Mercado Público atual
O profeta
Caminho pela Rua da Praia na manhã de
1975. Ao subir no prédio, os degraus de madeira rangem. O hall de entrada
cheira a mofo. Professor Bidu me recebe. Uma mesa preta nos separa. Quero saber
meu destino. Ele olha e profetiza:
- Tu tens 24 horas de vida.
Levanto-me decepcionado. Contorço-me
virando as costas e dirijo-me em direção à porta de saída. Não dou importância.

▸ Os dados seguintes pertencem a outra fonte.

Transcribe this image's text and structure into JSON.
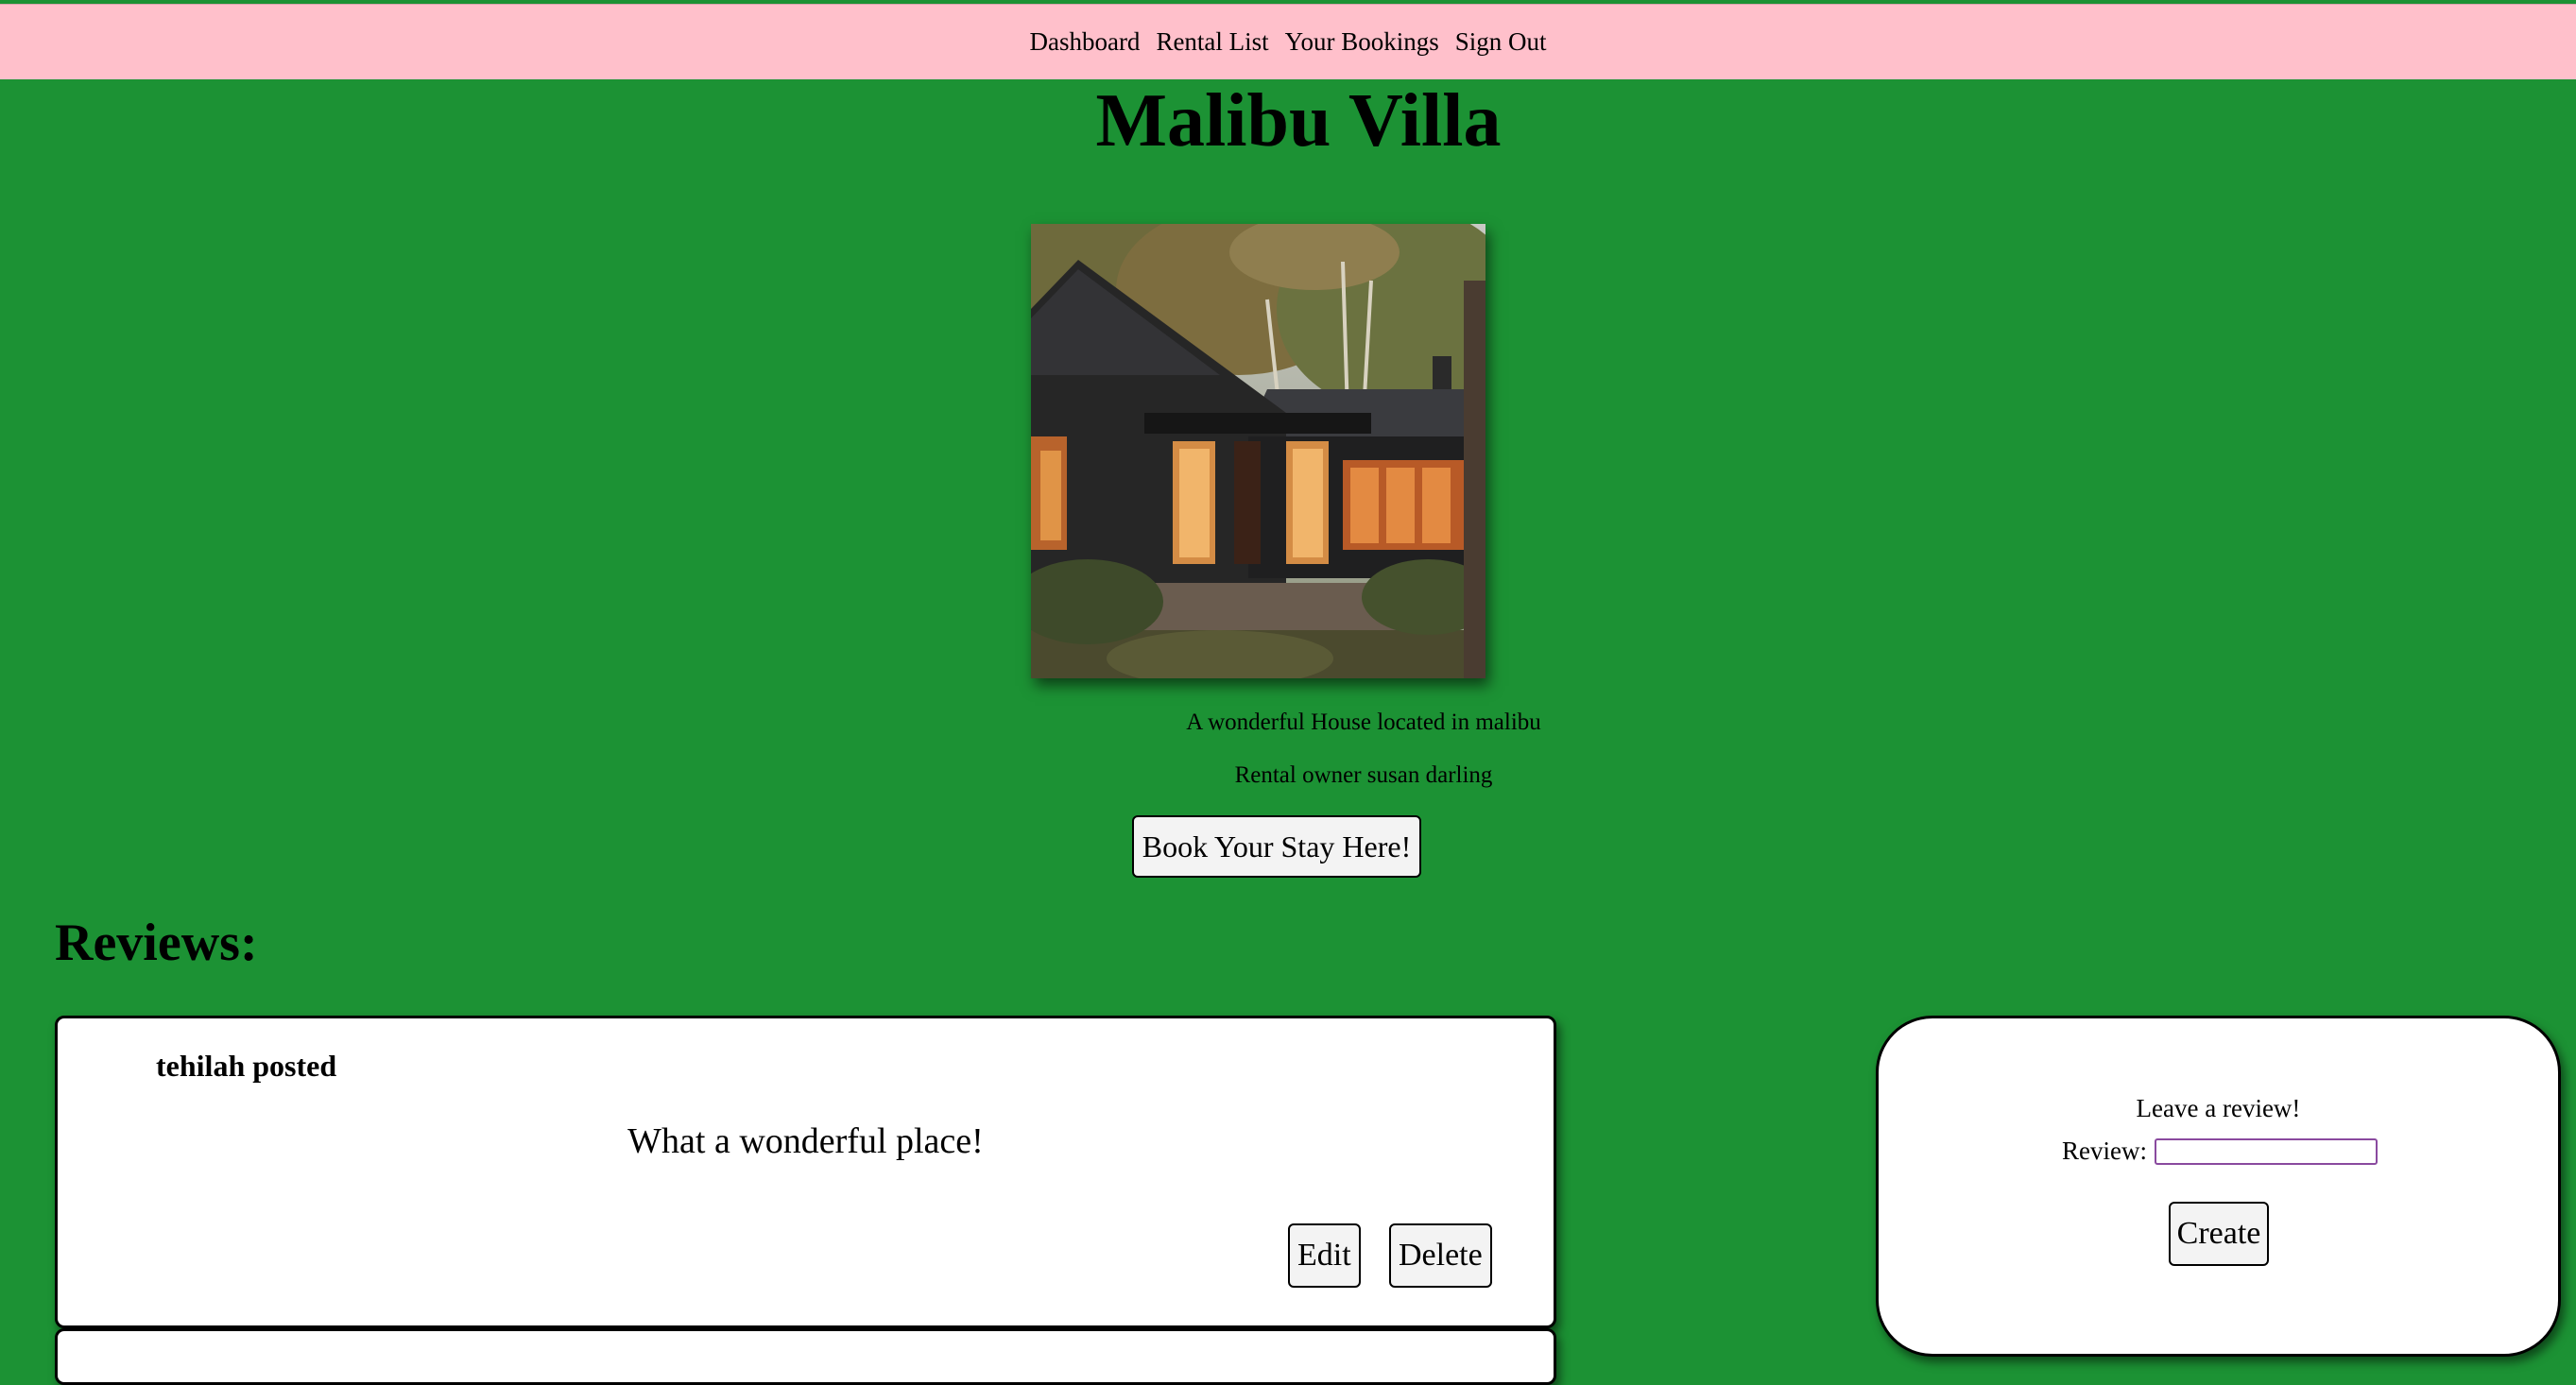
{
  "nav": {
    "items": [
      {
        "label": "Dashboard"
      },
      {
        "label": "Rental List"
      },
      {
        "label": "Your Bookings"
      },
      {
        "label": "Sign Out"
      }
    ]
  },
  "rental": {
    "title": "Malibu Villa",
    "description": "A wonderful House located in malibu",
    "owner_line": "Rental owner susan darling",
    "book_label": "Book Your Stay Here!"
  },
  "reviews": {
    "heading": "Reviews:",
    "items": [
      {
        "author_line": "tehilah posted",
        "text": "What a wonderful place!",
        "edit_label": "Edit",
        "delete_label": "Delete"
      }
    ]
  },
  "review_form": {
    "title": "Leave a review!",
    "field_label": "Review:",
    "field_value": "",
    "submit_label": "Create"
  },
  "colors": {
    "page_background": "#1c9234",
    "nav_background": "#ffc0cb",
    "input_border": "#8a4a9f"
  }
}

Em casa, a repetição daquela sentença na minha cabeça me in quieta. Ligo para a
Mariana e pergunto seco:
- O que farias se morresses
amanhã?
- Ora, comeria meus
morangos – respondeu-me.
O tempo para. Deveria ter feito mais.
É a hora de pensar em
Deus. Então é deixar cair a máscara e viver. Incrivelmente
começo a sentir-me melhor. Cumprimento o porteiro, vou ao mercado com
satisfação. Estou mais autêntico. Sou mais “eu”. Represento menos. Aturo mais.
Restam-me duas horas. Caminho até a Praça da Alfândega. Observo detalhes. Tudo
está diferente. As ribombas dos carros zunem aos meus ouvidos. Tenho poucos
minutos de vida. Entro numa loja e compro uma guitarra. Não sei tocar, mas ela
me responde como se falasse comigo.
Estranho, vou morrer e só agora
percebo que vivo. Vejo que o profeta estava certo. Parte de mim morreu. A parte
que não sabia viver. Levanto-me da minha cadeira favorita. Lavo os olhos de
dentro para fora. Sinto um gemido que não sei se é meu.